Nel suo film, la tragedia è sempre dietro l'angolo ma non colpisce mai. È una scelta molto particolare e ottimista. Quindi lei è ottimista sulla risoluzione del conflitto tra Israele e Palestina?
Non avevo intenzione di fare un film drammatico perché non è nella mia natura. Volevo trattare una storia che affrontasse temi sociali in maniera profonda, ma anche con una certa leggerezza, perché desideravo che il pubblico uscisse dal cinema immedesimato nelle vicende, ma non per forza sopraffatto dal dolore. E quindi sì, sicuramente è un film pieno di speranza e non mi stancherò mai di dirlo: in questo film ho raccontato una visione di pace che non è solo la mia, ma è condivisa da tante persone.
Pensa che il cinema possa cambiare la realtà?
Sicuramente penso che non solo il cinema ma l'arte in generale, quindi letteratura, pittura, musica, abbiano un po' questo messaggio. Propongono scenari utopici, si esprimono attraverso dei sogni che però possono essere tradotti e applicati alla realtà.
Il film è strutturato secondo l'archetipo classico dello scambio di vite e ricorda ad esempio Il principe e il povero di Mark Twain. Quanto è importante, nel raccontare una situazione così complicata, utilizzare una struttura semplice?

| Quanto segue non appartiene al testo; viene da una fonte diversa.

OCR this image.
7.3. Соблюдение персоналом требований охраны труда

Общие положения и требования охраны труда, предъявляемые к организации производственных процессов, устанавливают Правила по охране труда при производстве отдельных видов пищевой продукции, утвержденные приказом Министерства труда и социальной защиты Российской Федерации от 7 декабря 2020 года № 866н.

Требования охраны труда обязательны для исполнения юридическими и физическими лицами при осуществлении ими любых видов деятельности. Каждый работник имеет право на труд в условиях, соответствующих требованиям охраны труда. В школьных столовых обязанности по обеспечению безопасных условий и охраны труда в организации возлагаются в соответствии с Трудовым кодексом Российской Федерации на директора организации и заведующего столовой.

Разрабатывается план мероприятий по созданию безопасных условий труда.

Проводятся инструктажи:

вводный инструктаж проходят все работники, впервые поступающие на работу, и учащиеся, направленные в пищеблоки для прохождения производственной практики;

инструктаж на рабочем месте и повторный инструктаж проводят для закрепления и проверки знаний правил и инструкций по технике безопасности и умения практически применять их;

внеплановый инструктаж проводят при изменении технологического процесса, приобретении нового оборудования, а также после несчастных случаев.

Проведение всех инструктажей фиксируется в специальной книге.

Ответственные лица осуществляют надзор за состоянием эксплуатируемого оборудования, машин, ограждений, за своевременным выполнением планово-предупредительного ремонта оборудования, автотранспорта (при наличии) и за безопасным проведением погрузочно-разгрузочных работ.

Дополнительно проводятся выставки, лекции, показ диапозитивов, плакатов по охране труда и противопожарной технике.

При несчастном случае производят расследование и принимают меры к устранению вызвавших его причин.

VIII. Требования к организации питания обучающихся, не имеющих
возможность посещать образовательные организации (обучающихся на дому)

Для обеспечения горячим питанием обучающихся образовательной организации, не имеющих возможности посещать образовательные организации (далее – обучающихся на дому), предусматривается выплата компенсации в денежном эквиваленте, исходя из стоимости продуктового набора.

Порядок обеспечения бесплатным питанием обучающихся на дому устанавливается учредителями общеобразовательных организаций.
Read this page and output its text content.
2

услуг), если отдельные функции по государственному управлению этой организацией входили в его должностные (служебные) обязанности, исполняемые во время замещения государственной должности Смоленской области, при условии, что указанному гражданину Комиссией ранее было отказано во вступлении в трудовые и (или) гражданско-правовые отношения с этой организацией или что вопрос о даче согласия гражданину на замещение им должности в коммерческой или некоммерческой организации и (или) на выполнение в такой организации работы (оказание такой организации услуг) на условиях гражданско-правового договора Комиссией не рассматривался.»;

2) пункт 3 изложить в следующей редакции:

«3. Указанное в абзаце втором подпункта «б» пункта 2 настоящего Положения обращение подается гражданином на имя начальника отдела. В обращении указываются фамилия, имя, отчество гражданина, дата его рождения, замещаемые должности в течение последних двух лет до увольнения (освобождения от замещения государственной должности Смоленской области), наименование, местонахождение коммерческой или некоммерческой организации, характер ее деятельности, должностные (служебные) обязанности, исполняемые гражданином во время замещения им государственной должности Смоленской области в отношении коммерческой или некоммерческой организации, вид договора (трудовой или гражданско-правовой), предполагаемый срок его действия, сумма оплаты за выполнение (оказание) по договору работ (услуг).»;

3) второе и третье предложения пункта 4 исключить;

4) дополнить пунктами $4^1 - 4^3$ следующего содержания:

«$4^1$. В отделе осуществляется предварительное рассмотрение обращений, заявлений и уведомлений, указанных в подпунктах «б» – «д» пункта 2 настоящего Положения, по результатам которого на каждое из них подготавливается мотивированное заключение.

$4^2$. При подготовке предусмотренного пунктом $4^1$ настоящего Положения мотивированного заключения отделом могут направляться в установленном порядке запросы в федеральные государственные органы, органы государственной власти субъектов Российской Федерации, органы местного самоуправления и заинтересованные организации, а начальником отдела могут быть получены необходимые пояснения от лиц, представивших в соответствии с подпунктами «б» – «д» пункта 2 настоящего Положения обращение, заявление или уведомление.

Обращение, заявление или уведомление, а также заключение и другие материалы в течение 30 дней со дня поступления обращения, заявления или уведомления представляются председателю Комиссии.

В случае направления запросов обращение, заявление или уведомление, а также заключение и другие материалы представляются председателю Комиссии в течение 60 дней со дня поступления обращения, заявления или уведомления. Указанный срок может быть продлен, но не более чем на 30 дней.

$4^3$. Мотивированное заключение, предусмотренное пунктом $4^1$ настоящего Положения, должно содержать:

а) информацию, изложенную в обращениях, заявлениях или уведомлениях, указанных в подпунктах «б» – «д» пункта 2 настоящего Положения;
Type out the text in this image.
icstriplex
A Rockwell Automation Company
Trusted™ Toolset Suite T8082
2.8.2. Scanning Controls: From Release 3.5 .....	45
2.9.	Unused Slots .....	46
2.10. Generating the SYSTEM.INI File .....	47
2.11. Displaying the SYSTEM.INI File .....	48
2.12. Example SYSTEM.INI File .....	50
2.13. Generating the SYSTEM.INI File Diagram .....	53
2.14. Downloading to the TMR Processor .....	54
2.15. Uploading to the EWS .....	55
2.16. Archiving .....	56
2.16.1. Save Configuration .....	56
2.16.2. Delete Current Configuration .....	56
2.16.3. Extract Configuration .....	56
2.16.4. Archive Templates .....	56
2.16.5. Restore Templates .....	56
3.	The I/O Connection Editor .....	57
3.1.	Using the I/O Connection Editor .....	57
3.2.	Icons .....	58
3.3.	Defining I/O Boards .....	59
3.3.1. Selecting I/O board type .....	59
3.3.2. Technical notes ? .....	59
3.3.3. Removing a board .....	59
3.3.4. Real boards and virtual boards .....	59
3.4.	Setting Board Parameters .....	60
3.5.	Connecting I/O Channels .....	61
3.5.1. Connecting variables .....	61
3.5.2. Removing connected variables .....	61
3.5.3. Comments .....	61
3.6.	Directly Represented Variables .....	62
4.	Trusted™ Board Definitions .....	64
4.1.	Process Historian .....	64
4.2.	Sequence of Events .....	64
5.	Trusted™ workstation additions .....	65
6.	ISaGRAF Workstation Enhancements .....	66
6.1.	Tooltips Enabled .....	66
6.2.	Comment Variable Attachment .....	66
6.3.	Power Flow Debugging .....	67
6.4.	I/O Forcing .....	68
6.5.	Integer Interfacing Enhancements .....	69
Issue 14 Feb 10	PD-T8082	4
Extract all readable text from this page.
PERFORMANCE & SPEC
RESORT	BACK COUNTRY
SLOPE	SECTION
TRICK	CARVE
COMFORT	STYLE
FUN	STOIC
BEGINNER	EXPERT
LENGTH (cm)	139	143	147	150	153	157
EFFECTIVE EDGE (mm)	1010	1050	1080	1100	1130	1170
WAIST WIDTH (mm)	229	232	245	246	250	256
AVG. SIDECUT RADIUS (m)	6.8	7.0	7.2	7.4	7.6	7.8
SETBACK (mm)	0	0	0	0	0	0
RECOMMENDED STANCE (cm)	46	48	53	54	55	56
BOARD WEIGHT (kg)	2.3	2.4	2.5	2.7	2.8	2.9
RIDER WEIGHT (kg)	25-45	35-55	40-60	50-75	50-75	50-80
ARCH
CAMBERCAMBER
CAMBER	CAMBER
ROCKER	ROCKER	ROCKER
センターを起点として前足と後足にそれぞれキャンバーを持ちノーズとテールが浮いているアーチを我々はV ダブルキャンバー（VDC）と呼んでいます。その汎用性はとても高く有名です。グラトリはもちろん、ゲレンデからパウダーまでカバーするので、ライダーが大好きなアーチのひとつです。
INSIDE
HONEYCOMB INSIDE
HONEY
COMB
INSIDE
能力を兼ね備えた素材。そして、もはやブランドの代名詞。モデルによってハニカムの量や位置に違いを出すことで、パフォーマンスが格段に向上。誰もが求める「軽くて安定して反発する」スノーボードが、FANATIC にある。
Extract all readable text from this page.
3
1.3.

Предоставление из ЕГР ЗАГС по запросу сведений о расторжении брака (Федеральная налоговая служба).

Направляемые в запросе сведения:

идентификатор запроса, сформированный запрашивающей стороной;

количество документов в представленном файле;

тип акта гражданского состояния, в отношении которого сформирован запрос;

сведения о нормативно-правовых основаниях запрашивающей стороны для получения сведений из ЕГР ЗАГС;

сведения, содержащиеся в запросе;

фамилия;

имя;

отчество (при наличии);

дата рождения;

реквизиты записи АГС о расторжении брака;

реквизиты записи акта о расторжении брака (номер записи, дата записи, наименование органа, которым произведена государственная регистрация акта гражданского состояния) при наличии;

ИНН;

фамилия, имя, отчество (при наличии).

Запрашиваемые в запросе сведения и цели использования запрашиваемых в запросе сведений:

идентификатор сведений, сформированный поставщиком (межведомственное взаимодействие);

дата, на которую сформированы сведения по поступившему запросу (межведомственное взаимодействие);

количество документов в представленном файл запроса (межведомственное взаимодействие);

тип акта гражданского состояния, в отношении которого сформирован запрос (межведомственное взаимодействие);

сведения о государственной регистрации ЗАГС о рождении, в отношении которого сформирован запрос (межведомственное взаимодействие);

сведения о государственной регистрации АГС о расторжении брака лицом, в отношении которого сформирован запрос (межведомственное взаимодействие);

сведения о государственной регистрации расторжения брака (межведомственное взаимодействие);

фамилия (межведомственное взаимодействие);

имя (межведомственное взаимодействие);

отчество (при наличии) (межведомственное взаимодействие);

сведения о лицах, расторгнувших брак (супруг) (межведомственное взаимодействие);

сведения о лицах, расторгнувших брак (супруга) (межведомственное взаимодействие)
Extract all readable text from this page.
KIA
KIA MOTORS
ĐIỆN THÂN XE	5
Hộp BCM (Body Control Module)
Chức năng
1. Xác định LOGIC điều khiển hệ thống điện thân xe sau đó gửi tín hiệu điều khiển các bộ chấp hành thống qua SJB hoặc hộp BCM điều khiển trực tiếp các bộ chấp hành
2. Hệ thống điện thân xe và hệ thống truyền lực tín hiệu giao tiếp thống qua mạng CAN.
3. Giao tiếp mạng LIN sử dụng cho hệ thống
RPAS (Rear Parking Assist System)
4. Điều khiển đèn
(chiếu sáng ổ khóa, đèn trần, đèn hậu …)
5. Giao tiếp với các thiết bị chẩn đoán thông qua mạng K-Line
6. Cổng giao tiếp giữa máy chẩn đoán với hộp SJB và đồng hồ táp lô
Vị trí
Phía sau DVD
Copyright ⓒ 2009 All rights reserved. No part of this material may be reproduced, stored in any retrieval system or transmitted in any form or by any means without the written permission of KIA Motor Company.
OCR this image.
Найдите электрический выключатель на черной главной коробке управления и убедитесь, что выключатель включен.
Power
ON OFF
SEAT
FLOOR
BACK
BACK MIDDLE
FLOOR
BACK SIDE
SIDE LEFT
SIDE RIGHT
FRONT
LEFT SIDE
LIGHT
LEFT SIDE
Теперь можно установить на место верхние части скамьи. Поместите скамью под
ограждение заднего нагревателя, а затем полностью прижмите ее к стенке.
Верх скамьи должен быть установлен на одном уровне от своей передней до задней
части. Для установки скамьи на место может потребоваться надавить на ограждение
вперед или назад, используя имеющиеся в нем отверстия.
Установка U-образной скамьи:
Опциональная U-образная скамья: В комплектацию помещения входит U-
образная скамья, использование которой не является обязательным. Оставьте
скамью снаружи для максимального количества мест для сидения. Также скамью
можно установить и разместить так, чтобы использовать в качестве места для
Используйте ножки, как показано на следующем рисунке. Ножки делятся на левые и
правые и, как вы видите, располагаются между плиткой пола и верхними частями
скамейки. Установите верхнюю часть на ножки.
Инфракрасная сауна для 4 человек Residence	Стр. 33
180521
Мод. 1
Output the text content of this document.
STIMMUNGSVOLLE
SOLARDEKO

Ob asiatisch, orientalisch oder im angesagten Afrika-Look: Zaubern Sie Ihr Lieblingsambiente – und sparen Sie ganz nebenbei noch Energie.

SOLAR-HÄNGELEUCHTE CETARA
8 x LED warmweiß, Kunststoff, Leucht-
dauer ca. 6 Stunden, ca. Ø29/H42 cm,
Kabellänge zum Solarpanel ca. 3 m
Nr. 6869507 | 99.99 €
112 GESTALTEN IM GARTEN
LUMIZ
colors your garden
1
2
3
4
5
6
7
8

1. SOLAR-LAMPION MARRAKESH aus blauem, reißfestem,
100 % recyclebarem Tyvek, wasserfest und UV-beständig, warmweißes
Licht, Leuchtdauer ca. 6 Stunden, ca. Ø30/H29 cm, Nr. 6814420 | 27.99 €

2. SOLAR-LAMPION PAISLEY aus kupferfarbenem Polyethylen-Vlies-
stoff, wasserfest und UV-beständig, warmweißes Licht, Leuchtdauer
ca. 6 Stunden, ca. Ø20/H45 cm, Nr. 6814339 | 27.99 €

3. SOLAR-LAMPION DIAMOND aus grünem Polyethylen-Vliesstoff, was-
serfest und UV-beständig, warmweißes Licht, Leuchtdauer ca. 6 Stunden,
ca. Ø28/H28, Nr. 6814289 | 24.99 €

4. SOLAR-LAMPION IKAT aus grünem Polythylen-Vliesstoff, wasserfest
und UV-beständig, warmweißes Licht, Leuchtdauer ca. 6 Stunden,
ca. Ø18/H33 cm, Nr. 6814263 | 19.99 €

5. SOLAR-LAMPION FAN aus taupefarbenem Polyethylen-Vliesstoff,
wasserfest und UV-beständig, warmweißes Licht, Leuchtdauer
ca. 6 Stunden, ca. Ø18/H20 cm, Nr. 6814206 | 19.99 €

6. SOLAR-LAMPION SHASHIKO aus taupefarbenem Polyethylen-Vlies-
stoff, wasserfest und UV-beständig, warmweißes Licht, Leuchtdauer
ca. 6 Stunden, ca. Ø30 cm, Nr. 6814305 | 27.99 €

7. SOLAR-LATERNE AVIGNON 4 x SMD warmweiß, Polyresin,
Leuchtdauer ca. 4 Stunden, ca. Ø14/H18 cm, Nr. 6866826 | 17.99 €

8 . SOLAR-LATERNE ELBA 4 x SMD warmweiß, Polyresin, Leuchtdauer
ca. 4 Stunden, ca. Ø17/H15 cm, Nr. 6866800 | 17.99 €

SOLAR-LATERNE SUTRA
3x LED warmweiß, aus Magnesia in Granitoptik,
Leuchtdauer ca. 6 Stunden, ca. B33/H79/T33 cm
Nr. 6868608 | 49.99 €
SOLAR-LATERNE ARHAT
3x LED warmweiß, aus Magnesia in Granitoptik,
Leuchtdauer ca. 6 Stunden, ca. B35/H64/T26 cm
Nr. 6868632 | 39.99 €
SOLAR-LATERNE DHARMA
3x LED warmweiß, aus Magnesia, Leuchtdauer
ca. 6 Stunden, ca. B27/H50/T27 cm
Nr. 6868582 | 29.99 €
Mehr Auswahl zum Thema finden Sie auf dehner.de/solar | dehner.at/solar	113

Avevo la possibilità di raccontare o un film ermetico o uno che fosse aperto alla speranza e accessibile, e ho scelto questa seconda opzione. La struttura narrativa molto sobria è stata una scelta registica ben precisa, e anche dopo aver scritto la sceneggiatura ho fatto un lavoro a togliere, tagliando tutto quello che era eccessivo. A volte la scena era già scritta e l'ho cambiata, oppure c'erano delle battute e ho preferito il silenzio. Emblematica in questo senso è la scena in cui i due padri si incontrano al bar e non si dicono nulla, ma il silenzio parla molto di più dei dialoghi forti che avevo scritto. Oppure la scena in cui Emmanuelle Devos vede sul marciapiede Yacine (Mehdi Dehbi), le cadono le buste della spesa e lui la aiuta a raccoglierle, le mani si sfiorano... Sono convinta che più si è sobri più si lascia spazio a emozioni e sentimenti.

E quanto spazio ha lasciato invece all'improvvisazione sul set?
Non c'è mai stata improvvisazione sul set, ma un grande lavoro di preparazione a monte. Durante le prove ho lasciato a tutti la libertà di esprimersi come volevano, ma poi, nel momento in cui abbiamo deciso che la scena sarebbe stata costruita in quella maniera e abbiamo cominciato a girare, tutto doveva essere preciso al millimetro.
Il film mi ha colpito personalmente perché ho un amico che ha vissuto per qualche anno in Israele e mi diceva che gli israeliani hanno amici palestinesi e viceversa...
Sì è vero, ci sono israeliani e palestinesi che lavorano insieme, sono amici, si fidanzano. C'è una vita in comune, però è anche vero che ci sono tante difficoltà. Purtroppo, come sempre, sono gli estremisti a prendere in ostaggio un intero popolo. Comunque ci tengo a dire che, anche se evoca delle questioni politiche, il mio è un film che, come diceva Frank Capra, parla della gente alla gente. Volevo parlare della storia di tutti i giorni, della quotidianità di queste famiglie.
Le vite dei due ragazzi non sarebbero mai state le stesse se non ci fosse stata la guerra. Questo significa che dalla guerra possono anche nascere cose buone?
No, assolutamente. La guerra non può mai produrre cose buone.
In uscita il 14 marzo, Il figlio dell'altra è distribuito da Teodora Film.